D'abord, le fond. Dans une Nouvelle Angleterre toute neuve, très puritaine, une très jeune femme, Hester Prynne est vouée aux gémonies par sa petite communauté intransigeante, parce qu'elle a fauté : non seulement elle a eu un enfant hors mariage, mais en prime, elle refuse de dénoncer l'auteur de ce méfait. Elle est donc condamnée à être exposée en place publique et mise au ban de la société de son époque. A sa place, j'en en aurais été heureuse; on sait l'hypocrisie du puritanisme. Mais Nathaniel Hawthorne ne jette pas la pierre aux pionniers, partis d'Angleterre pour pouvoir vivre leur foi extrême tranquillement entre eux : ils ont choisi des principes qui leur ont semblé plus sains que ceux de leur mère patrie et ont voulu pousser leur expérience terrestre jusque dans ses derniers retranchements par souci de sauver leur âme pénitente et pas juste pour enquiquiner les femmes. Quand l'une d'entre elles s'écartait un tant soit peu de leur morale ultra rigide, elle encourait un ostracisme serré, toujours pour le salut de son âme. Jamais l'auteur ne montre ces exaltés corsetés sous un jour vraiment négatif. Le seul qui ait droit à sa sévérité est le revenant qui n'est mû que par la vengeance et omet de pardonner à son prochain. Lui, oui, est présenté comme guidé par le Malin. La superstition imprégnait la société de ce temps jusqu'au tréfonds de son âme inquiète. Au milieu de ces conservateurs finalement assez craintifs même si passablement sévères et bornés, Hester est une figure de dignité émouvante, rapidement éclipsée par la petite Pearl, née de son péché, une enfant aux qualités quasi-médiumniques, sorte d'elfe vengeur dont l'innocence ravageuse incarne le doigt de Dieu posé sur sa mère. Et sur son père. La fatalité rôde jusqu'à un dénouement aussi tragique que la scène d'ouverture. Entre ces deux moments forts, le Destin met ses pions en place, patiemment, au fil des années et le drame se noue sous nos yeux pleins d'appréhension. La tension ne retombe jamais au fil de ces 24 chapitres implacables.

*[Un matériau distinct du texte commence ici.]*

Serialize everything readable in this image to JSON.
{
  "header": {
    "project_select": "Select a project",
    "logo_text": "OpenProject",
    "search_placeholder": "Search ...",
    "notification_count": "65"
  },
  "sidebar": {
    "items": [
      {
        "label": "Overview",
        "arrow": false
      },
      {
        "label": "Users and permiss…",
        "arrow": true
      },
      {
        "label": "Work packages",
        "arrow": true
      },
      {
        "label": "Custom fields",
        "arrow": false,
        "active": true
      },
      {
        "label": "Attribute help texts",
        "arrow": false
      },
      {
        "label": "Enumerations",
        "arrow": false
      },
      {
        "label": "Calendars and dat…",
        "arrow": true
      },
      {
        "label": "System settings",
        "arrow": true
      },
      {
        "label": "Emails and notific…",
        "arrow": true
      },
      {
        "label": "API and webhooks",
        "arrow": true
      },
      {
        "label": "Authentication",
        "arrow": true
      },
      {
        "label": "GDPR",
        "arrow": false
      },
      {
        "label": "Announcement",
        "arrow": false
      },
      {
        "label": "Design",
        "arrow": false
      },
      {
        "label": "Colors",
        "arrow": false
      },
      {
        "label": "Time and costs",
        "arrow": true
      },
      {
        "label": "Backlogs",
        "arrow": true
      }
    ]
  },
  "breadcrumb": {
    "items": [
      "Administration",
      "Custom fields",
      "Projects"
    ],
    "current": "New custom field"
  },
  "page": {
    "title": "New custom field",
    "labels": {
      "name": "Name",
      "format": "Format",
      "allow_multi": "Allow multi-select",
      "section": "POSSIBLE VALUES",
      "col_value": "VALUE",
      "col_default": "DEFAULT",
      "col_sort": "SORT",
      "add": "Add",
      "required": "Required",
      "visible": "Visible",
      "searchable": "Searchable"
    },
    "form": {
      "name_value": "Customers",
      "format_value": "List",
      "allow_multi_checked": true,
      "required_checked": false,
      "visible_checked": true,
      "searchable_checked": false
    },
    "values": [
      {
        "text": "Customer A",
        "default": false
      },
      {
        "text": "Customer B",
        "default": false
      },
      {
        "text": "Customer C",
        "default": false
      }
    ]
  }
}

Ensuite, la forme. Bien que vieillotte à souhait, elle est totalement au service d'un propos qui se veut édifiant. Il s'agit là d'une démonstration aux mailles serrées, que la syntaxe sert à merveille. J'ai lu cette histoire dans la nouvelle traduction proposée par les éditions Gallmeister, de François Happe, que je ne peux pas comparer à la précédente, mais sa tenue (à la faute de la page 55 près, et je devine qu'elle n'est pas de son fait...) m'a semblé tout à fait remarquable. Les phrases sont longues et alambiquées, mais il émane d'elles un enchantement puissant et hypnotique, car on sent qu'il se love dans leurs sinuosités des trésors de cruauté dont on attend l'irruption imminente, saisi d'appréhension. L'auteur y cabotine un peu, après un préambule qui le met en scène à la Douane de Salem et met à profit la réputation sulfureuse du lieu. On sait d'entrée qu'il y sera question de femmes et de faute; de sorcellerie, en somme. Avec le gros siècle qui le sépare des événements qu'il s'efforce de reconstituer, il peut se permettre de se livrer à des conjectures dans lesquelles il étale avec jubilation son esprit et sa pénétration psychologique tarabiscotés. Mais il n'oublie jamais de célébrer la sombre beauté du monde, jouant sur des contrastes qu'il maîtrise en poète. Et là, c'est une nostalgie pétrie de regret qui s'est emparée de moi quand j'ai réalisé qu'il fallait remonter au XIXème siècle pour pouvoir se réjouir pareillement d'une manière d'écrire qui me paraît désormais inaccessible à la plupart des auteurs de mon époque.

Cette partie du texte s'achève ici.